A person wishing to qualify for the BTEA will have to satisfy a number of conditions such as being of a certain age, in receipt of a prescribed social welfare payment for a specified time period, pursuing a full-time course of study leading to a recognised qualification in a recognised college and progressing in the level of education held, with reference to the national framework of qualifications, among others. The BTEA scheme covers a large range of full-time courses of education in approved colleges spanning basic foundation courses to third-level courses across all disciplines.

The BTEA guidelines are, in the main, in line with the mechanisms in place for student support type schemes administered by the Department of Education and Skills.

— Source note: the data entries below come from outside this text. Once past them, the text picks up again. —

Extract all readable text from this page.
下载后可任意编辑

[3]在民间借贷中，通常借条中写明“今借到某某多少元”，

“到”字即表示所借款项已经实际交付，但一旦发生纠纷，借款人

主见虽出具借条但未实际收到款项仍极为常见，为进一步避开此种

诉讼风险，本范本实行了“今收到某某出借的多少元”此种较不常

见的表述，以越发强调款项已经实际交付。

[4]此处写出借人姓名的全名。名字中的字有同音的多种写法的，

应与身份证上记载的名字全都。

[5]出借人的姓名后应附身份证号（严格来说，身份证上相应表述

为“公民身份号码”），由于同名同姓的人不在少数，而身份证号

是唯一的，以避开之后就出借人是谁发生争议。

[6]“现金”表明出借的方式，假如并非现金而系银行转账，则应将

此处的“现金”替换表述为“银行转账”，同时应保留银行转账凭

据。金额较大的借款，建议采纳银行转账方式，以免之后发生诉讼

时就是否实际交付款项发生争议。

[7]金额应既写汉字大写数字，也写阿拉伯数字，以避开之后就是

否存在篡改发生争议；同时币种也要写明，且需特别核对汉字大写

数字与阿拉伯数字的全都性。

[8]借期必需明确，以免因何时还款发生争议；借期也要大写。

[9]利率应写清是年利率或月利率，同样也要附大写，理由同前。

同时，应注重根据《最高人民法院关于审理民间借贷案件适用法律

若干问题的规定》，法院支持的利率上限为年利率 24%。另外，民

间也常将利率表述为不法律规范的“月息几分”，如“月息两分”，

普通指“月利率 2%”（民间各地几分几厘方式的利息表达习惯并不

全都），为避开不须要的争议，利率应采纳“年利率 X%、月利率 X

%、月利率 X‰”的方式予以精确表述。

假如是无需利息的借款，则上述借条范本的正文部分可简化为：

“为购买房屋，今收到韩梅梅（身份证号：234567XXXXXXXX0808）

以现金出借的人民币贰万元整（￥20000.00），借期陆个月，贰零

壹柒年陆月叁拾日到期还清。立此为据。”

Progression in education is a condition which is not unique to the BTEA. Indeed State support for education purposes is grounded on a student progressing from one qualification level to a higher one. This is necessary to ensure displacement does not occur, in that courses could be offered to students who are not progressing at the cost of students progressing from a lower education level.

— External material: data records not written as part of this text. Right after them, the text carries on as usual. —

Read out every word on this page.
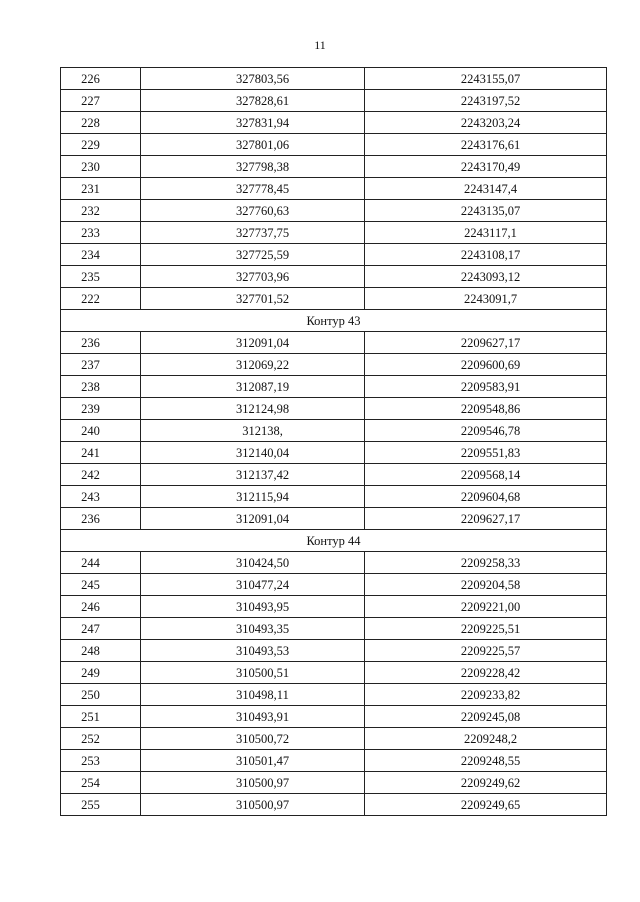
11
226	327803,56	2243155,07
227	327828,61	2243197,52
228	327831,94	2243203,24
229	327801,06	2243176,61
230	327798,38	2243170,49
231	327778,45	2243147,4
232	327760,63	2243135,07
233	327737,75	2243117,1
234	327725,59	2243108,17
235	327703,96	2243093,12
222	327701,52	2243091,7
Контур 43		
236	312091,04	2209627,17
237	312069,22	2209600,69
238	312087,19	2209583,91
239	312124,98	2209548,86
240	312138,	2209546,78
241	312140,04	2209551,83
242	312137,42	2209568,14
243	312115,94	2209604,68
236	312091,04	2209627,17
Контур 44		
244	310424,50	2209258,33
245	310477,24	2209204,58
246	310493,95	2209221,00
247	310493,35	2209225,51
248	310493,53	2209225,57
249	310500,51	2209228,42
250	310498,11	2209233,82
251	310493,91	2209245,08
252	310500,72	2209248,2
253	310501,47	2209248,55
254	310500,97	2209249,62
255	310500,97	2209249,65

Resources allocated and numbers supported through the BTEA have increased steadily in recent years. It is estimated that over €200 million will be spent on the BTEA in 2012 as compared to 2008 when, for example, just over €77 million was spent on the scheme. Some 25,700 participants were supported in the 2011-12 academic year which represents a significant 120% increase compared to the 2008-09 academic year. It is expected that numbers availing of the scheme for the current academic year will be similar to last year. Persons wishing to pursue a part-time education course may be able to do so while retaining their jobseeker's payment under the part-time education option, PTEO, of the back to education programme. Examples of courses that may be pursued under the PTEO are the 6,000 part-time higher education places for unemployed people made available under the Springboard initiative announced earlier this year by the Minister for Education and Skills, Deputy Ruairi Quinn. In addition, the Department also supports the provision of a wide variety of training courses through networks of private sector companies in a range of sectors and regions, supported by Skillnets Ltd., through the PTEO. It should also be noted that FÁS, as the national training authority, anticipates the needs of, and responds to, a constantly changing labour market. It strives to do this through the provision of tailored training programmes that suit various needs and access to many training programmes is not determined by a person's welfare status.

The Department is reviewing a wide range of activation supports available to Department of Social Protection customers, including the BTEA and it is intended to canvass the views of stakeholders as part of the implementation process resulting from the review.

The intention is to canvass the views of stakeholders as part of the implementation process resulting from this review.

I thank the Minister of State for his reply. The real problem is progression for people who may have had level eight qualifications in, for example, architecture or quantity surveying. There are no longer jobs in these areas and they are going back to education to change career. As the courses they are now pursuing are level six or seven, they do not qualify for support even though they may currently be receiving an equivalent amount through the jobseekers' allowance. I ask the Minister of State to raise the issue with the Minister for Social Protection. Changing the regulations will not cost the State anything because the money can simply be transferred from one payment to the other. If these individuals are not given the opportunity to change career they will be left aside. Unfortunately, they may have to go elsewhere to find employment in the future.

I acknowledge the Deputy's point that qualifications at a very high level are no longer sustainable in terms of employment. If one changes one has to take a course at a lower level. The Deputy argues that this should be addressed. I will ensure the Minister for Social Protection is made aware of the issue urgently.